My take on this is that our tax dollars were being spent on redundant tasks, and where, exactly is Peter’s Point, and more to the point, who the heck was Peter?
- At some point in the early ‘70s, was adorned with large life-like ceramic animals. Beholders enjoyed them and children were entertained. There were three green toads for kids to play leapfrog over, and a life-size blue porpoise.
Ceramic, Mom, really? Toads for leapfrog? While I well remember these beach statues, I’m 99 percent sure they were cement. Mostly I remember the monkey bars and my cousin Beverly, who while staying with us, fell off of them and broke her arm, thus necessitating one of a string of trips to the Hunt Memorial Hospital emergency room.
- Since I just mentioned the HMH emergency room, this next item carries that theme along. Mom noted that she had nothing but praise for the staff of HMH for their swift and efficient care given to accident cases. She was particularly impressed with how they cut through red-tape and didn’t leave parents “sweating it out” while little ones required emergency medical attention.
Who me? Why do you assume it was me who was one of the little ones? It could have been my cousin Bev, (see above). Although I suppose it could have also been me the time I got a second-degree burn on my hand while attempting to boil water. Yes, I have learned how to do so safely since. Or, it might have been the time I got the “LOVE” ring that a friend gave me stuck on my finger and my finger swelled to the size of a ballpark frank. But really, it might have had nothing to do with me whatsoever; there were other little ones in town.

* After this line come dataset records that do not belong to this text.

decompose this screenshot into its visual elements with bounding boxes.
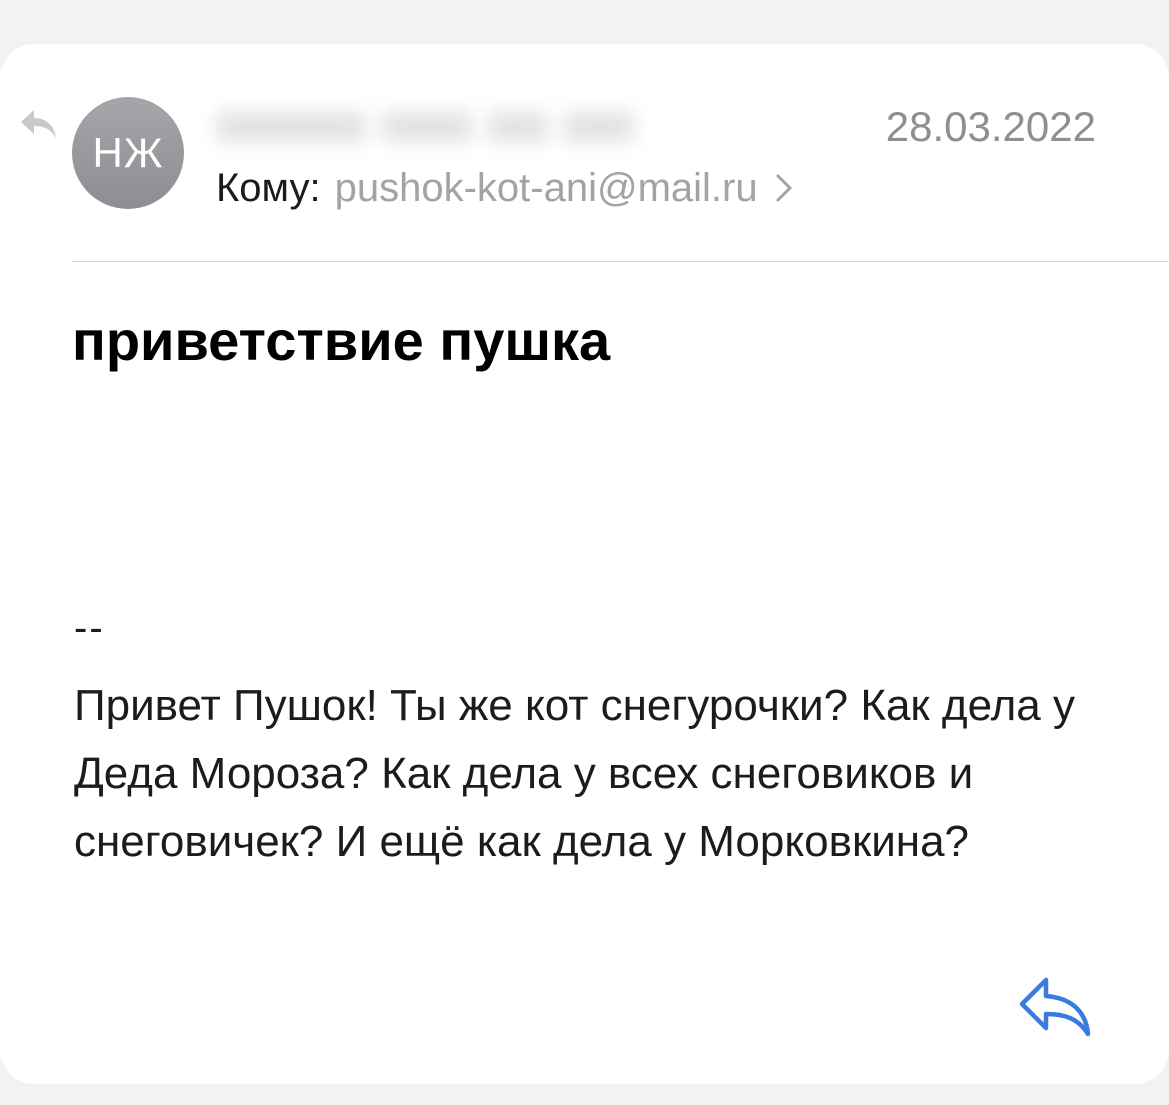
chevron-right-icon[interactable]	[774, 172, 794, 204]
recipient-address[interactable]: pushok-kot-ani@mail.ru	[335, 166, 758, 211]
sender-avatar[interactable]: НЖ	[72, 97, 184, 209]
recipient-row[interactable]: Кому: pushok-kot-ani@mail.ru	[216, 163, 794, 213]
header-divider	[72, 261, 1169, 262]
replied-arrow-icon	[21, 110, 56, 138]
signature-separator: --	[74, 606, 105, 650]
message-date: 28.03.2022	[885, 103, 1096, 150]
message-subject: приветствие пушка	[72, 309, 611, 372]
sender-name-redacted	[216, 112, 656, 146]
reply-button[interactable]	[1016, 972, 1096, 1044]
to-label: Кому:	[216, 165, 321, 210]
message-body: Привет Пушок! Ты же кот снегурочки? Как …	[74, 681, 1075, 866]
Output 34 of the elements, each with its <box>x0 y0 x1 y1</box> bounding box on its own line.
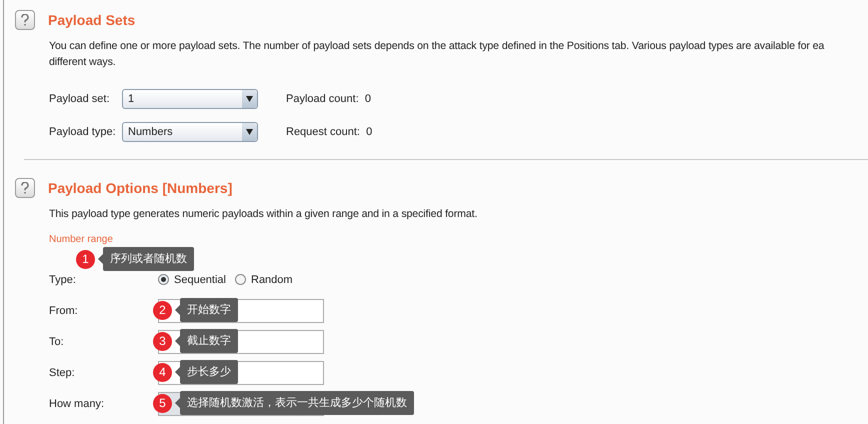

- Case in point of another little one needing medical attention, it was reported that one Charlie Brown, age two, of Pickering Street was recuperating nicely after hospitalization for a recurrent infection. Mom thanked (in her Danvers Herald column, no less) a hospital attendant named Bill who went out of his way to befriend Charlie.
Charlie Brown wasn’t exactly the correct name of the patient. The full name was Charlie George Washington Abraham Lincoln Brown. I’d been studying presidents in second grade, you see, and yes, in case you hadn’t already guessed, CGWALB was my cat.
So, where is the kitchen sink in all this? It’s in my memory along with all of the memories of growing up in Danvers.
Many an evening, as I stood at the kitchen sink on Hobart Street, washing the supper dishes (I did too, you naysayers), I looked out at the street lights and houses and the steeple.
I listened for the nine o’clock whistle and wondered what the future would bring. In my wildest dreams I could never have imagined that 40 years later I’d be writing for Danvers Patch, reading my Mom’s old journals and Danvers Herald columns and reliving those small, incidental moments in time and smiling, thinking of “the good old days.”